25. The method of claim 24, wherein the desired and undesired traits are selected from a group consisting of athletic performance, physical structure, and disease susceptibility.

26. The method of claim 25, further comprising the step of selecting horses suitable for racing based on their genetic predisposition toward athletic performance.

27. A method for identification of human genes associated with desirable or undesirable traits comprising:

(a) identifying a plurality of polymorphic markers within a population of horses;

(b) determining genotypes of at least some horses in said population for at least some of said plurality of polymorphic markers;

(c) determining at least one phenotype associated with desirable or undesirable traits of at least some horses in said population;

(d) comparing the determined genotypes to at least one determined phenotype;

(e) determining polymorphic markers that are statistically correlated to said desirable or undesirable traits; and

(g) identifying human genes homologous to polymorphic markers linked to the desired or undesired traits.

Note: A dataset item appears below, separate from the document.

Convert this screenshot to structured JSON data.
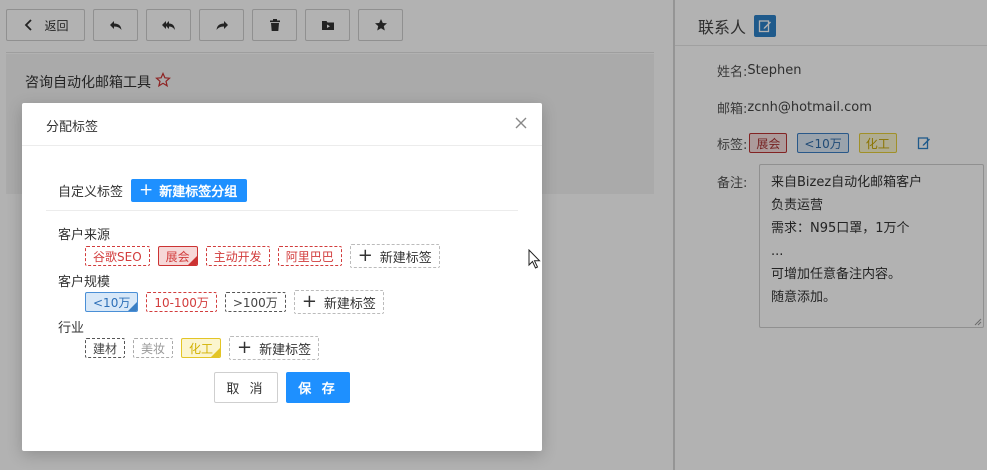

28. The method of claim 27, wherein the desired and undesired traits are selected from a group consisting of athletic ability, injury susceptibility, and disease susceptibility.

29. A method of predicting injury and disease susceptibility in humans comprising:

(a) using method of claim 27 to identify human genes associated with the injury and disease susceptibility;

(b) determining positively and negatively acting alleles; and

(c) testing DNA of the patient for the positively and negatively acting alleles.

30. Human genes identified by the method of claim 27.